Les promenades dans la grande nature, les excursions de canot ou de ski sont tout aussi favorables au recueillement. Parents et enseignants devraient se concerter pour faire en sorte que le temps consacré par les jeunes à de telles activités soit vraiment un contrepoids au temps passé à se divertir et à travailler devant un écran cathodique. La faveur dont jouissent en ce moment les pèlerinages comme celui de Compostelle, ou les grandes excursions initiatrices comme celles que l'on peut faire, pendant des jours, des semaines ou des mois sur les sentiers de grande randonnée comme l'Appalachian Trail sont des choses très positives auxquelles il faudrait intéresser les jeunes.

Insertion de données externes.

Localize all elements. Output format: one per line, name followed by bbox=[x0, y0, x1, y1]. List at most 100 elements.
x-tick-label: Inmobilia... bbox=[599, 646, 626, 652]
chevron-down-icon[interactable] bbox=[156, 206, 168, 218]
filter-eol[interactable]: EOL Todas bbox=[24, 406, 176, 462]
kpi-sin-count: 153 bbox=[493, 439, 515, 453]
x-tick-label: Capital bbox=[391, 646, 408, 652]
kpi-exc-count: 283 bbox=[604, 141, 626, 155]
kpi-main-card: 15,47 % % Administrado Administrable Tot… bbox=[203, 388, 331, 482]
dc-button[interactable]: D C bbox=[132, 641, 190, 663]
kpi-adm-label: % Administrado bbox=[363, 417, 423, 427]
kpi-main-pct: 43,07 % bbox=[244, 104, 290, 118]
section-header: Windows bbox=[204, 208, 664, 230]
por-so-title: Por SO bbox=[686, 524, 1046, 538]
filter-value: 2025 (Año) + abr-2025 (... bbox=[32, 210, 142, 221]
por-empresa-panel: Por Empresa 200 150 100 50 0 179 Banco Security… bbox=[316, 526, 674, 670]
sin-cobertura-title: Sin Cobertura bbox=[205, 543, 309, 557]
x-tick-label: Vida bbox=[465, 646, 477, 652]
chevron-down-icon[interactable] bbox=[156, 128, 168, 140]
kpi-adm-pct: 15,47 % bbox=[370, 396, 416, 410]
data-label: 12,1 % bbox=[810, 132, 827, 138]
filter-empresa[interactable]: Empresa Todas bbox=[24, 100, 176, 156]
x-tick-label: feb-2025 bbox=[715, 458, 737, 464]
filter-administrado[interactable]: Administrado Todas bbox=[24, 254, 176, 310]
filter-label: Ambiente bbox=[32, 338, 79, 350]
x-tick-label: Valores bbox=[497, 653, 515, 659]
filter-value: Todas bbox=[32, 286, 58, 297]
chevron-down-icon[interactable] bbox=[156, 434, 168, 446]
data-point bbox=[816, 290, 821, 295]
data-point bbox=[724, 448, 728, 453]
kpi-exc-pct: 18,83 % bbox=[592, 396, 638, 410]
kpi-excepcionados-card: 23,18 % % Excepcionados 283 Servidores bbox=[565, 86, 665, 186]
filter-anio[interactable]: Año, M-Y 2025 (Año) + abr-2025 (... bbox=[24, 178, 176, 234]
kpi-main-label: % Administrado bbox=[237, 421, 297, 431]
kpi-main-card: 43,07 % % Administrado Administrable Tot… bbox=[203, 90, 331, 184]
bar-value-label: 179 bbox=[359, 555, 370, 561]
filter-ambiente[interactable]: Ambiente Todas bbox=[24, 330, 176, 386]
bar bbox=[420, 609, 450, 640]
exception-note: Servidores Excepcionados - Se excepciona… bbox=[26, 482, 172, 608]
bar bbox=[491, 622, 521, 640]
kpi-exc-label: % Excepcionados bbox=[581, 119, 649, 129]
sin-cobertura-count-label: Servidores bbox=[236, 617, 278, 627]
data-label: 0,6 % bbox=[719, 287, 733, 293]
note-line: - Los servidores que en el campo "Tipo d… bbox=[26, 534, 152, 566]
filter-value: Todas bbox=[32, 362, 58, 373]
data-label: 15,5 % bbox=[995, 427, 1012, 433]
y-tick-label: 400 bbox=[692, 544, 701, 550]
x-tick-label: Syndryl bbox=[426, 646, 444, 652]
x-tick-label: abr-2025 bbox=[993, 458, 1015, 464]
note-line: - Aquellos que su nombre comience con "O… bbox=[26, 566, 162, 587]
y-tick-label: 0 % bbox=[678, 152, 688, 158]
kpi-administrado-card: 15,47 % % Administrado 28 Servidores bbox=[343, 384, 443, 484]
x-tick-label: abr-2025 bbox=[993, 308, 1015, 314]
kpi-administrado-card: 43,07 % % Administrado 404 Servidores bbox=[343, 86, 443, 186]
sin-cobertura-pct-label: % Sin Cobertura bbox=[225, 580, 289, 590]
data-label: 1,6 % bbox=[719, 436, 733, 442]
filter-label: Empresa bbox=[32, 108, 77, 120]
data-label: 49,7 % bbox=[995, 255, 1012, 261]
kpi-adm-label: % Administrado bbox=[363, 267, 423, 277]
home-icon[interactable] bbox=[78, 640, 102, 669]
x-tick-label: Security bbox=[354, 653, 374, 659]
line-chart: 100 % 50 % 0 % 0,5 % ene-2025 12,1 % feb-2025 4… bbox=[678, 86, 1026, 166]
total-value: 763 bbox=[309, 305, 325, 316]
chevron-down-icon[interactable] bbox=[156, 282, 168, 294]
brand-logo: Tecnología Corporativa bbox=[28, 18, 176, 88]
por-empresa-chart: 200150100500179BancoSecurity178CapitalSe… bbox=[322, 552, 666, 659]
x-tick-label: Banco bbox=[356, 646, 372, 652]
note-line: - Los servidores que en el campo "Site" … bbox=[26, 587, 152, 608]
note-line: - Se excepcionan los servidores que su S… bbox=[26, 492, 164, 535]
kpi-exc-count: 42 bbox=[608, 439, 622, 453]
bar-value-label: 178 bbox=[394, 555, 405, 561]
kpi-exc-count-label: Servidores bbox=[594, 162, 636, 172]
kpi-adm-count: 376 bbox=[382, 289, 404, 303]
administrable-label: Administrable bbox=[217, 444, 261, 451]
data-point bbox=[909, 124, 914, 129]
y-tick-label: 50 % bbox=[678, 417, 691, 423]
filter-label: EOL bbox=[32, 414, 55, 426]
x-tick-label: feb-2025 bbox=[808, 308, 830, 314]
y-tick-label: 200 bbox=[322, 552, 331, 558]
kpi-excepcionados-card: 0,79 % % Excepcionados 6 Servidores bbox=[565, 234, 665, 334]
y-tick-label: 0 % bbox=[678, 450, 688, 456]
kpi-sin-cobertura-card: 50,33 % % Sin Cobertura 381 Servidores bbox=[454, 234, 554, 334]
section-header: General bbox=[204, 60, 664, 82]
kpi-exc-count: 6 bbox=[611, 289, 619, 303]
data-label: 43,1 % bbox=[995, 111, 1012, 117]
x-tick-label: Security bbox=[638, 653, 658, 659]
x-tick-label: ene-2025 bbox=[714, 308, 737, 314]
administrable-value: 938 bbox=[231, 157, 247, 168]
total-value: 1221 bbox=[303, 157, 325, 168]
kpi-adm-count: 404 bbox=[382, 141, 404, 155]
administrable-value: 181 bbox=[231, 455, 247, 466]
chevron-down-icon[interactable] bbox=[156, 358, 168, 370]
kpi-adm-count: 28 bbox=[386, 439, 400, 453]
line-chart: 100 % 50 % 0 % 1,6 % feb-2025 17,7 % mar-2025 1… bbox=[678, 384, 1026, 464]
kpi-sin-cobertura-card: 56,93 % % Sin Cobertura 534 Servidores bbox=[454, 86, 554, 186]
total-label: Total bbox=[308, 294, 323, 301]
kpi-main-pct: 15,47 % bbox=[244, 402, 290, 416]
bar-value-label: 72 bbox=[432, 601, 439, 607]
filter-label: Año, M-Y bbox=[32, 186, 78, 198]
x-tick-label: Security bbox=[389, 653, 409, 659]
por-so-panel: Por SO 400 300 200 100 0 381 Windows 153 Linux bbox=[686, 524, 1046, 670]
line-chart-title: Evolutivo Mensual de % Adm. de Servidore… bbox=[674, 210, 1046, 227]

Dans ce but, il faudrait veiller à ce qu'il y ait toujours au programme des écoles des récits d'aventures accompagnés de réflexions qui font voir à quel point il est simple et naturel de se recueillir à l'occasion d'une excursion. Les promenades aux pays du Centre, de Daniel Halévy, appartiennent à cette catégorie et mériteraient pour cette raison d'être rangé parmi les classiques:

"La marche a son vertige, quel marcheur ne le sait? Son rythme invariable fixe l'esprit, endort la volonté et délivre les rêves. Périgord, Bourbonnais, lumières de crépuscule et d'aube, cônes d'Auvergne, nuit toute légère, aérienne, que de souvenirs mêlés en moi! Le rythme de mon pas les presse, exalte ma pensée.

"Il faut marcher: c'est le plus vieil exercice des hommes. Nos pères ont traversé l'Asie; l'Europe, leurs pas ont fait sonner deux continents. Comme eux, il faut marcher: c'est la plus antique habitude, elle n'est pas perdue, mais seulement affaiblie, et bien vite on la réacquiert. C'est la marche qui a fait l'homme et le corps de l'homme est fait pour la marche, il se réconforte en marchant, il s'apaise, il se réjouit. Et l'esprit de l'homme, comme son corps, est fait pour la marche, pour la durée d'un jour et la longueur d'une étape. Rien ne lui est si favorable que l'aube du départ et le crépuscule de l'arrivée.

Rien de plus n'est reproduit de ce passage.